There are a number of reasons why I am surprised as I am in no way rich. I went to a very ordinary school and wasn’t even in the top classes. I live in a former social housing area in a terraced house and my three previous cars have both died in use at the ages of 12-14 years old. I am also and not for the first time unemployed. My grandparents worked as postmen and bus drivers and my parents hail from deprived council estates and small, isolated mining villages respectively.
Whether my survey results are correct or not, it is good news for the U.K. if people like me can still go from the bottom to the middle (or apparently the top of the ladder). What could be behind this? Well despite his background, my father studied hard to become a very qualified engineer and I was the first in my family ever to go to university. We both share the old-fashioned idea of working hard and not wasting our money so that we do more with our small amount of money than people with 3 or 4 times higher salary.
What really helps my score is my social and cultural factors. I have a wide variety of friends, and many of whom are higher achieving than myself which for the purposes of this survey pushes me up. I have always been a dedicated saver and started saving for pensions, shares after doing part time jobs at school. Maybe because I come from a “poor” background I have always been careful with my money and over 20 years it does add up even though my salary has only ever been average by UK standard (which is low by London standards).
Most of all my high rating is I guess because I score 100% on culture and visiting museums, concerts etc which is higher even than traditionally wealthy “elite” people.
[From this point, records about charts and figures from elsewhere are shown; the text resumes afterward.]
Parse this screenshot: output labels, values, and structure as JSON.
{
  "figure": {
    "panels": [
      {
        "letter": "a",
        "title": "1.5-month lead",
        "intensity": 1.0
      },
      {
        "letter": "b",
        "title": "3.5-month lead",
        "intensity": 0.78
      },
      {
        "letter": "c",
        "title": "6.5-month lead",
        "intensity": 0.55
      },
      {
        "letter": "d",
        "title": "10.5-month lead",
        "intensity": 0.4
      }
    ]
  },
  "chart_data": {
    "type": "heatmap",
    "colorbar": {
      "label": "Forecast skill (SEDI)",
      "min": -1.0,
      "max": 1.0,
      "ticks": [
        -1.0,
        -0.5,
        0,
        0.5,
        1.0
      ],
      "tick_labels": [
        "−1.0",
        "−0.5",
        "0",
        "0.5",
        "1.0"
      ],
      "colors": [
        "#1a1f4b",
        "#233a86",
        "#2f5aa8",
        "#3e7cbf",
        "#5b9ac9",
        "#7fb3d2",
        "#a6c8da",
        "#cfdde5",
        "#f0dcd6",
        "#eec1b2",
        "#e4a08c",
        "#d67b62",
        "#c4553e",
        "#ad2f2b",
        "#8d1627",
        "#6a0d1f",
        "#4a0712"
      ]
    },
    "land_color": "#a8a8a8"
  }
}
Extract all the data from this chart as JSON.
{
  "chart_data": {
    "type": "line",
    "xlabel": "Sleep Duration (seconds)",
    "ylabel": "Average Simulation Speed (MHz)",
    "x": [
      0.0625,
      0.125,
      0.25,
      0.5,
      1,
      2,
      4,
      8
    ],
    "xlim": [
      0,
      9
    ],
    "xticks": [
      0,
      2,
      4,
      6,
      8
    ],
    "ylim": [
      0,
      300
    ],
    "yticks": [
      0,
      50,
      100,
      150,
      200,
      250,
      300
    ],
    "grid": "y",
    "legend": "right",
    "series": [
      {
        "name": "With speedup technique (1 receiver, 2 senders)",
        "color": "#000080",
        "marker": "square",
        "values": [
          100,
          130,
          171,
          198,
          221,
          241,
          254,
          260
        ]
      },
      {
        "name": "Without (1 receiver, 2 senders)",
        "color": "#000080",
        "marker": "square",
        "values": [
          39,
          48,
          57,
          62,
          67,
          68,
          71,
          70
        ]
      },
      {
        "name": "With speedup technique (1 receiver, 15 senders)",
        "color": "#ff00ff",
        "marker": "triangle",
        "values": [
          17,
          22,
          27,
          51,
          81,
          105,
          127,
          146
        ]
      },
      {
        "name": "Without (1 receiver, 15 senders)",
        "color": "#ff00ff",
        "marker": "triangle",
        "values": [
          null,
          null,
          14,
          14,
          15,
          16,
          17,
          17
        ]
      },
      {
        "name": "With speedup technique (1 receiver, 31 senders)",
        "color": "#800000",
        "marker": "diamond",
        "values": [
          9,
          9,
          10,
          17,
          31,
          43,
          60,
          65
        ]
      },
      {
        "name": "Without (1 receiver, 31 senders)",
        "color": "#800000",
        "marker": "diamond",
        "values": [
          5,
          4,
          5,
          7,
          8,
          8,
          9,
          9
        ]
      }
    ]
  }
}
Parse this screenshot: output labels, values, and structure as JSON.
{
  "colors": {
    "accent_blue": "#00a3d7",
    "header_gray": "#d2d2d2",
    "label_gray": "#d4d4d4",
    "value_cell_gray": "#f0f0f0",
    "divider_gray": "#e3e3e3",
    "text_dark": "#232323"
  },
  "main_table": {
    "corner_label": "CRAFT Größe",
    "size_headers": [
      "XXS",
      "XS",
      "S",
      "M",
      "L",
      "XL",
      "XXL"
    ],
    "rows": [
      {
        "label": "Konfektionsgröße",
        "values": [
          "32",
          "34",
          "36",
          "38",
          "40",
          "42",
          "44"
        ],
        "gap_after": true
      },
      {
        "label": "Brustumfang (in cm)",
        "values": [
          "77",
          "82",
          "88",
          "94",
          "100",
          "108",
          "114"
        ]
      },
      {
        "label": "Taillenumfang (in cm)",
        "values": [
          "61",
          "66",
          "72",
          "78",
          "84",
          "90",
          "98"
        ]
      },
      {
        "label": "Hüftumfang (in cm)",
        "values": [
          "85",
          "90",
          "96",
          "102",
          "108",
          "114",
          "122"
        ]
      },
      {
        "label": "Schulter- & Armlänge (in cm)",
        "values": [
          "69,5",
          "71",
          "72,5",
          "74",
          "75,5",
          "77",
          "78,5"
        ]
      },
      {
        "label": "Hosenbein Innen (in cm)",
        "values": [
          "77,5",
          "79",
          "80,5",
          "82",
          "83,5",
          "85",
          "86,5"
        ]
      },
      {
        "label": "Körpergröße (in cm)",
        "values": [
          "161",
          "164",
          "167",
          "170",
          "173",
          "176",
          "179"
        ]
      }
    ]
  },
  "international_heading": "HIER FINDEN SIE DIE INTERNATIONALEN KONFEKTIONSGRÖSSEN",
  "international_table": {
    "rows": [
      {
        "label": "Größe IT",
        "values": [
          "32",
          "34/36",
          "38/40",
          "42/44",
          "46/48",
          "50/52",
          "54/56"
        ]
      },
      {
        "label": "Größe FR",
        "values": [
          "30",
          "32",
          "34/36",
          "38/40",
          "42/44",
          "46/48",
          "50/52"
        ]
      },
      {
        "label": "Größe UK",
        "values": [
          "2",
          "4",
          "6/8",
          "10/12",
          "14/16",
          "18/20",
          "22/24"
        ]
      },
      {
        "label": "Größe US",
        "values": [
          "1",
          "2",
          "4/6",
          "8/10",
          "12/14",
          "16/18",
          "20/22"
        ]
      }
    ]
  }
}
I have always been one to aspire to do better and certainly not one happy to just go out and spend money on booze or be ashamed of being different or trying to do better for myself. This isn’t a common thing for young men in Britain born into working class backgrounds and is even less common now than it was when I left high school 20 years ago.
I am as happy going to the cinema as to the theatre. I like the sport of the masses (football) as well as more minority sports like cricket or even horse trials. I like Pizza but don’t generally like fast food. I love traditional roast dinners but am more than happy with a sandwich. It is true I am not into consumerism or celebrity lifestyles or reality tv shows and I will be good mannered, polite and refuse to speak with that terribly fake estuary English accent that everyone to Tony Blair has adopted.
Until this new survey came out, I would have said I come from an upper working class background and migrated to a lower middle-class with potential to improve further. Personally I would very much dispute being classed as elite as my socks have more holes in them than Prince Charles would know what to do with. However there seems no getting away from it that in just over a generation “we” have achieved what many who went to America or Australia did too in years gone by.
The fact is that only 39% of the population are now in the traditional 3 classes but the modern political parties are continuing to argue amongst themselves in the same way. No wonder people are disaffected with politics as they are not being represented and funnily enough the percentage of people who are voting in elections isn’t too far from 39% either.
Class may not be as important as it once was but it still is important whether people realise it or not.